Jonah Lehrer at the Frontal Cortex asks an interesting question: Why is science so much work?
But I’m curious why science takes so long. I know this is an incredibly naive question, but why do post-docs have to work so hard? What is it about the scientific process that forces the average researcher to come in on Saturday (and sometimes Sunday)?
My own limited experience tells me that one of the main reasons science remains so labor-intensive is failure. Perhaps I was simply inept, but an astonishing amount of my time in the lab was spent repeating failed experiments, or repeating successful experiments that failed on the second try. After awhile, I became obsessed with knowing why certain PCR’s or Western’s or whatever didn’t work, but it was all to no avail. Even when everything was fresh and sterile, I would still find myself staring at a blank gel after 10 hours of hard work.
Does the cheap labor of post-docs (and the even cheaper labor of lab technicians) stifle the drive to reduce experimental failure? Or is experimental failure just a necessary inefficiency, a side-effect of doing science?
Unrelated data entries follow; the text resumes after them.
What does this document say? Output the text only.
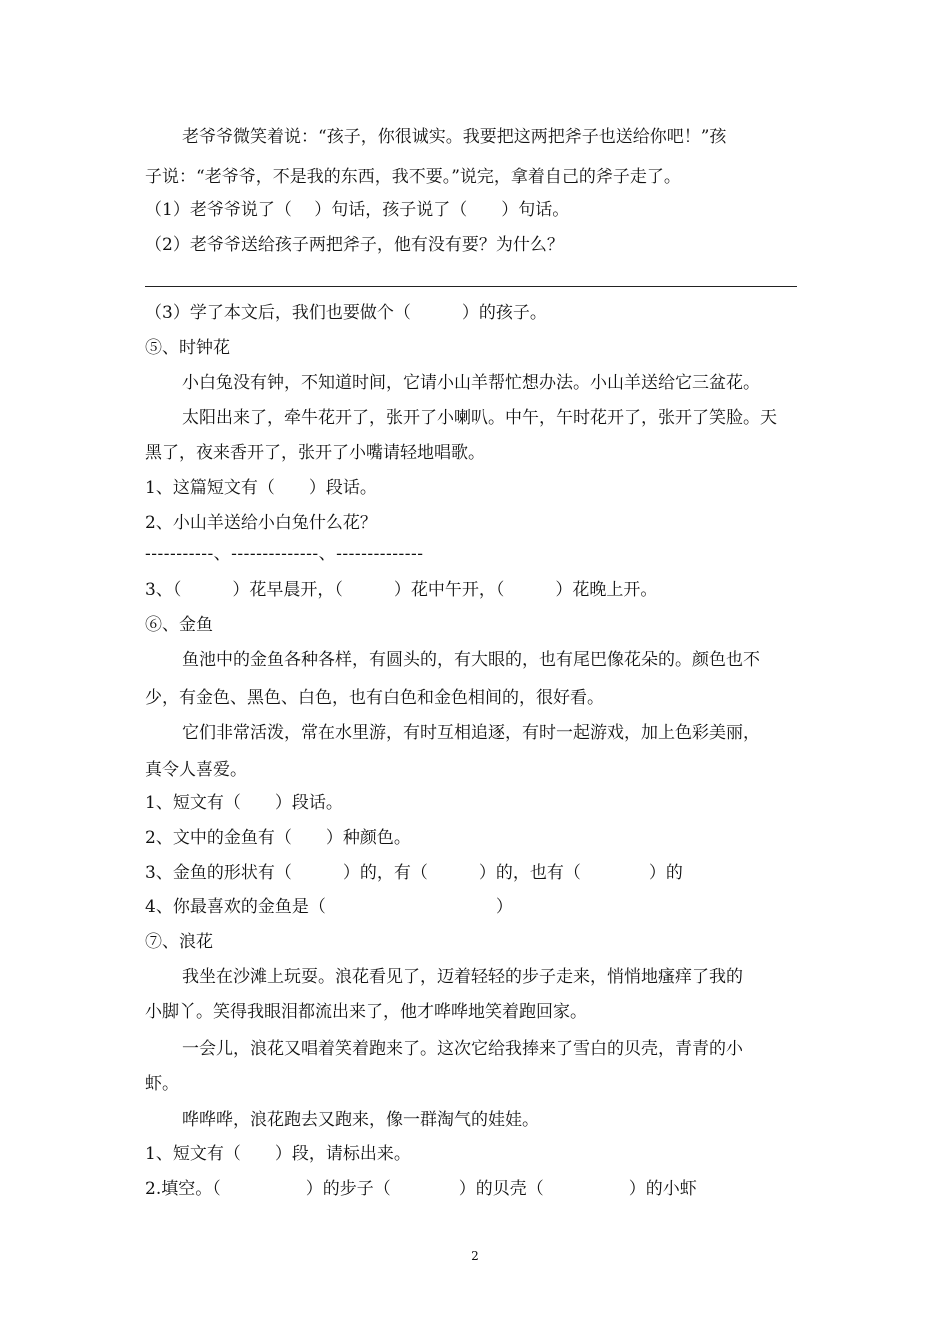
老爷爷微笑着说：“孩子，你很诚实。我要把这两把斧子也送给你吧！”孩
子说：“老爷爷，不是我的东西，我不要。”说完，拿着自己的斧子走了。
（1）老爷爷说了（　 ）句话，孩子说了（　　）句话。
（2）老爷爷送给孩子两把斧子，他有没有要？为什么？
（3）学了本文后，我们也要做个（　　　）的孩子。
⑤、时钟花
小白兔没有钟，不知道时间，它请小山羊帮忙想办法。小山羊送给它三盆花。
太阳出来了，牵牛花开了，张开了小喇叭。中午，午时花开了，张开了笑脸。天
黑了，夜来香开了，张开了小嘴请轻地唱歌。
1、这篇短文有（　　）段话。
2、小山羊送给小白兔什么花？
-----------、--------------、--------------
3、（　　　）花早晨开，（　　　）花中午开，（　　　）花晚上开。
⑥、金鱼
鱼池中的金鱼各种各样，有圆头的，有大眼的，也有尾巴像花朵的。颜色也不
少，有金色、黑色、白色，也有白色和金色相间的，很好看。
它们非常活泼，常在水里游，有时互相追逐，有时一起游戏，加上色彩美丽，
真令人喜爱。
1、短文有（　　）段话。
2、文中的金鱼有（　　）种颜色。
3、金鱼的形状有（　　　）的，有（　　　）的，也有（　　　　）的
4、你最喜欢的金鱼是（　　　　　　　　　　）
⑦、浪花
我坐在沙滩上玩耍。浪花看见了，迈着轻轻的步子走来，悄悄地瘙痒了我的
小脚丫。笑得我眼泪都流出来了，他才哗哗地笑着跑回家。
一会儿，浪花又唱着笑着跑来了。这次它给我捧来了雪白的贝壳，青青的小
虾。
哗哗哗，浪花跑去又跑来，像一群淘气的娃娃。
1、短文有（　　）段，请标出来。
2.填空。（　　　　　）的步子（　　　　）的贝壳（　　　　　）的小虾
2
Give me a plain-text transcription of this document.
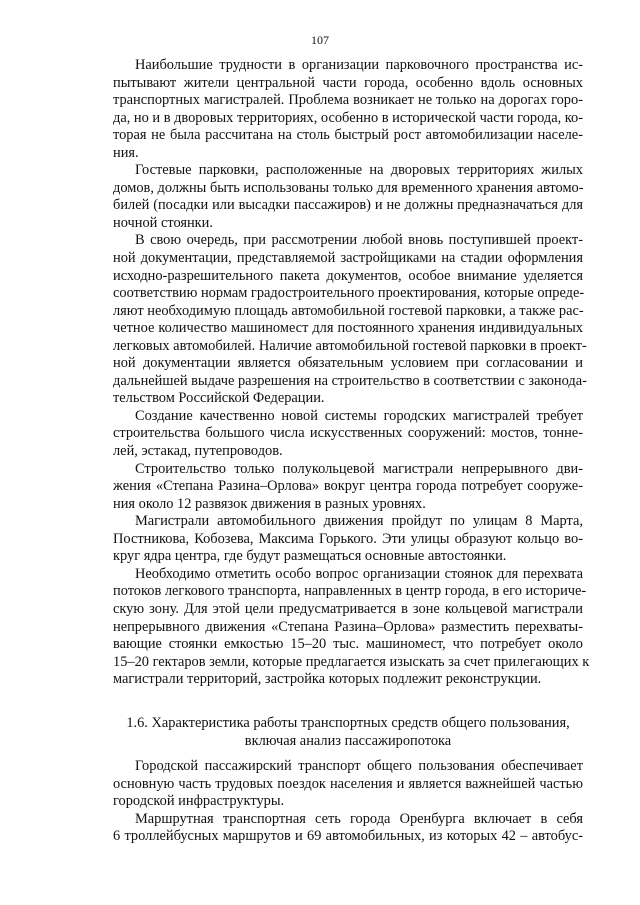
107
Наибольшие трудности в организации парковочного пространства ис-
пытывают жители центральной части города, особенно вдоль основных
транспортных магистралей. Проблема возникает не только на дорогах горо-
да, но и в дворовых территориях, особенно в исторической части города, ко-
торая не была рассчитана на столь быстрый рост автомобилизации населе-
ния.
Гостевые парковки, расположенные на дворовых территориях жилых
домов, должны быть использованы только для временного хранения автомо-
билей (посадки или высадки пассажиров) и не должны предназначаться для
ночной стоянки.
В свою очередь, при рассмотрении любой вновь поступившей проект-
ной документации, представляемой застройщиками на стадии оформления
исходно-разрешительного пакета документов, особое внимание уделяется
соответствию нормам градостроительного проектирования, которые опреде-
ляют необходимую площадь автомобильной гостевой парковки, а также рас-
четное количество машиномест для постоянного хранения индивидуальных
легковых автомобилей. Наличие автомобильной гостевой парковки в проект-
ной документации является обязательным условием при согласовании и
дальнейшей выдаче разрешения на строительство в соответствии с законода-
тельством Российской Федерации.
Создание качественно новой системы городских магистралей требует
строительства большого числа искусственных сооружений: мостов, тонне-
лей, эстакад, путепроводов.
Строительство только полукольцевой магистрали непрерывного дви-
жения «Степана Разина–Орлова» вокруг центра города потребует сооруже-
ния около 12 развязок движения в разных уровнях.
Магистрали автомобильного движения пройдут по улицам 8 Марта,
Постникова, Кобозева, Максима Горького. Эти улицы образуют кольцо во-
круг ядра центра, где будут размещаться основные автостоянки.
Необходимо отметить особо вопрос организации стоянок для перехвата
потоков легкового транспорта, направленных в центр города, в его историче-
скую зону. Для этой цели предусматривается в зоне кольцевой магистрали
непрерывного движения «Степана Разина–Орлова» разместить перехваты-
вающие стоянки емкостью 15–20 тыс. машиномест, что потребует около
15–20 гектаров земли, которые предлагается изыскать за счет прилегающих к
магистрали территорий, застройка которых подлежит реконструкции.
1.6. Характеристика работы транспортных средств общего пользования,
включая анализ пассажиропотока
Городской пассажирский транспорт общего пользования обеспечивает
основную часть трудовых поездок населения и является важнейшей частью
городской инфраструктуры.
Маршрутная транспортная сеть города Оренбурга включает в себя
6 троллейбусных маршрутов и 69 автомобильных, из которых 42 – автобус-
If post-docs were paid more, would their be more interest in increasing scientific productivity?
The short answer is, it’s the nature of the business. The explanation is below the fold.
The key thing to remember here is that research, despite what you might think from the name, is the process of doing something new, something that’s never been done before. You’re measuring a new quantity, synthesizing a new molecule, blotting a new Westerner (help me out here…), boldly going where no human has gone before.
Not only do you not know what the result will be, you don’t even know if what you’re doing can work. There might be some effect you haven’t considered– either a fundamental principle, or a perverse technical quirk (“Porcupines are allergic to raisins.”)– that means your chosen method can’t possibly succeed. You won’t know until you try it. And in general, if these things were easy to do, somebody else would’ve done them already. At which point, it wouldn’t be worth doing that experiment at all, unless it was a step toward something else that nobody has done before.
Science is Hard, to paraphrase Barbie, and failure is an unavoidable part of the business. Most of what you try won’t work, but the only way to learn what does work is to try stuff and see.
A colleague at Williams once said something about introducing undergraduates to research that I have since stolen, and shamelessly repeat all the time: the hardest part about bringing a new student into a research setting is getting them to realize that it isn’t a three-hour lab class. New research students will generally keep at something for about the same length of time it would take an in-class activity to work, and then come say “This isn’t working.” At which point, you have to explain that not only do you not know if it should’ve worked by now, you don’t know if it will ever work, and they need to keep plugging away for several days at least.
Most scientists would kill to have the success rate of a lousy hitter in baseball– if I got one experiment in five to work on the first attempt, I’d have a publication list a mile long.